The trial judge then went on to give other reasons for rejecting the appellant’s evidence. The record supports those reasons.
[18] The appellant submits that it was an error to place the burden on him to provide some reason for Smith to falsely implicate him in the robbery. But this part of the reasons has to be considered in the context of the issues presented at the trial. In cross-examination of Smith and in argument, counsel for the appellant attempted to establish that, at the time he was giving his statement to the police, Smith did have a motive for falsely implicating the appellant. The attempt failed. In my view, in the impugned part of the reasons the trial judge merely dealt with one of the issues raised by the appellant at trial. He was not placing any burden on the appellant to explain Smith’s testimony, nor did he use the perceived absence of motive to strengthen Smith’s credibility. As this court said in R. v. Batte (2000), 2000 5751 (ON CA), 145 C.C.C. (3d) 449 at para. 120, “the absence of any reason to make a false allegation is a factor which juries, using their common sense, will and should consider in assessing a witness’ credibility”. In my view, that is all that the trial judge was doing here.
[19] I would not give effect to this ground of appeal.
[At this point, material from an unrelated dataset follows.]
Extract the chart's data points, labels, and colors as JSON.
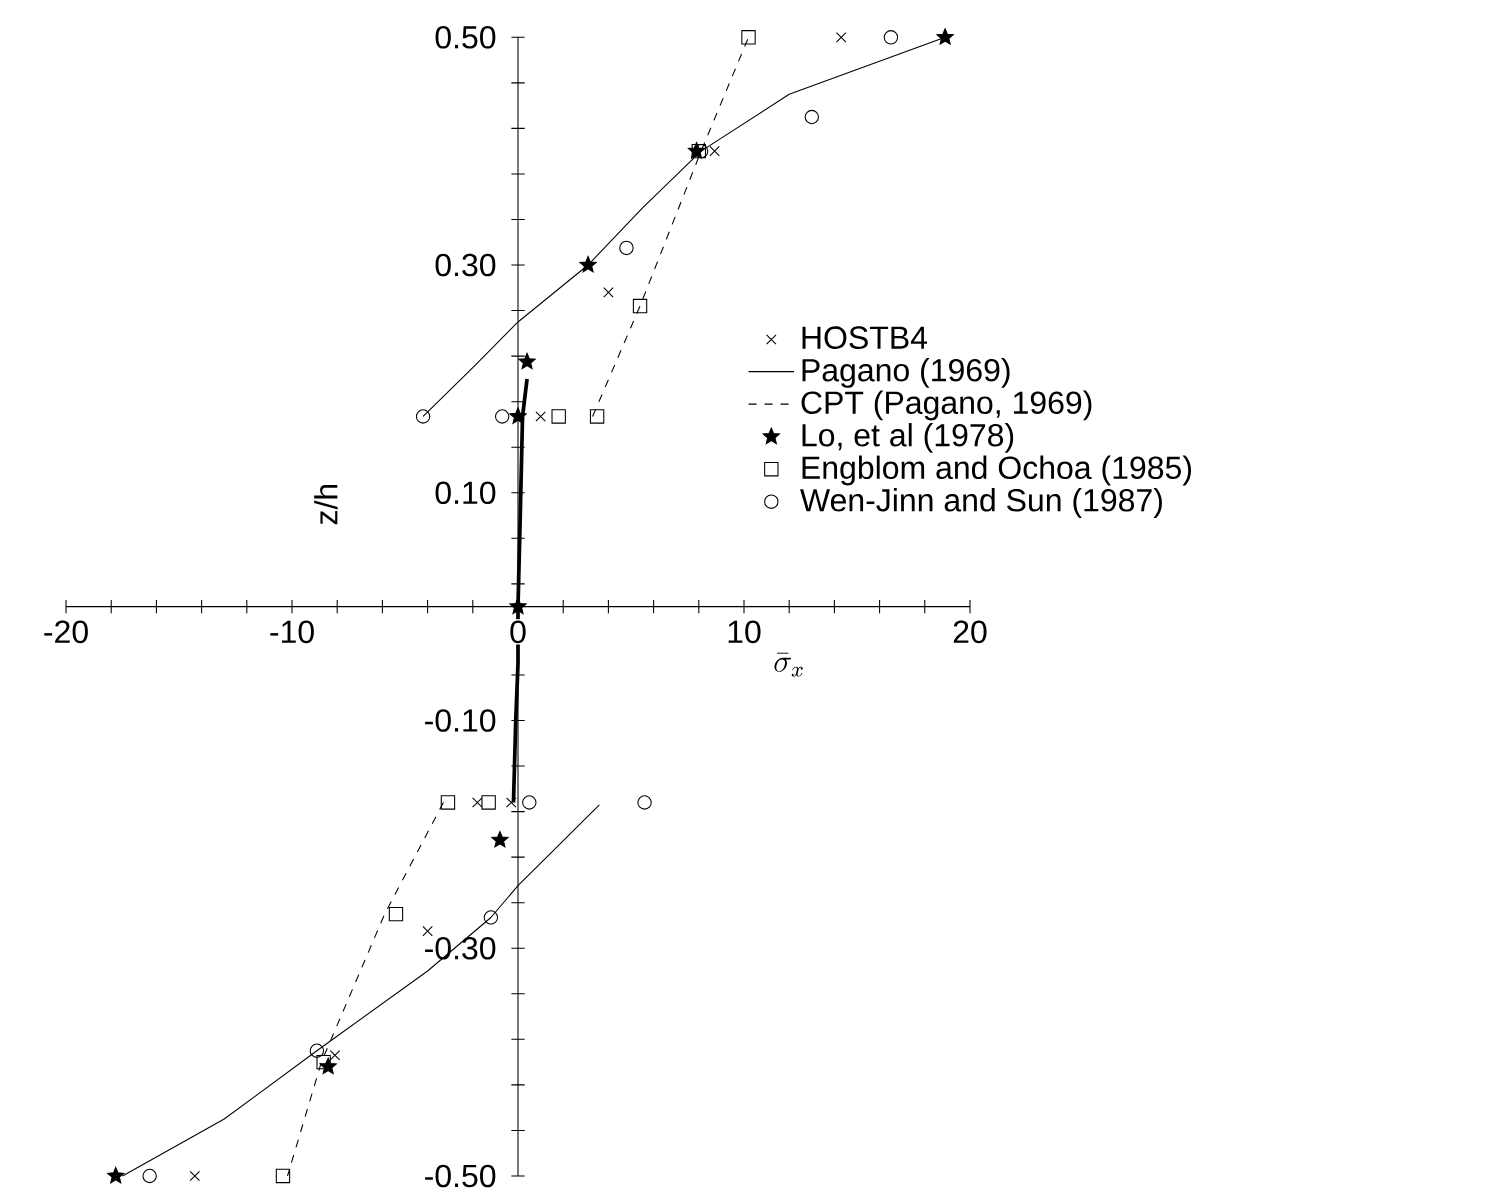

Accordingly, I would dismiss the appeal from conviction.
THE SENTENCE APPEAL
[20] The principal challenge to the sentence is the disparity between the six-year sentence imposed on the appellant and the four-year sentence imposed on Smith. In my view, the trial judge did not err in principle in imposing the appellant’s sentence. The actual disparity is only 18 months because six months of the appellant’s sentence is attributable to an offence of possession of a prohibited weapon unrelated to the robbery. Further, Smith’s sentence has to be viewed in context. He pleaded guilty and offered substantial assistance to the police in the investigation of the offence. He was entitled to a significant reduction in the sentence that would ordinarily be imposed because of these mitigating factors. Further, the four-year sentence was actually part of a total five-and-a-half-year sentence imposed on Smith for the robbery and other unrelated offences. In considering the disparity issue it is important to bear in mind other principles of sentencing, such as totality, that would have impacted any sentence imposed on Smith.
[21] In my view, the sentence imposed on the appellant was appropriate. Although he was only 19 years old, the appellant had 47 prior convictions including convictions for assault, uttering threats, assault with a weapon, and assault causing bodily harm. When he committed this robbery, the appellant had been out of custody for some two days. This was a very serious offence involving the use of a loaded sawed-off shotgun to rob a vulnerable victim. The appellant helped plan the robbery, participated in stealing the car used in the robbery, and assisted in obtaining the gun and ammunition. Even if the appellant was merely the getaway driver, his culpability in this offence was significant. The trial judge was in a particularly advantageous position in determining the appropriate sentence. He had presided at the trial, heard Smith and the appellant testify, and viewed the videotapes of Smith’s statement and surveillance camera footage showing the commission of the robbery.
DISPOSITION
[22] Accordingly, I would dismiss the appeal from conviction. While I would grant leave to appeal sentence, I would also dismiss that appeal.
Signed: “M. Rosenberg J.A.”
“I agree J.C. MacPherson J.A.”
“I agree E.E. Gillese J.A.”
RELEASED: “MR” October 10, 2006
[^1]: The actual sentence was less because the trial judge gave the appellant credit for 19 months pre-trial custody.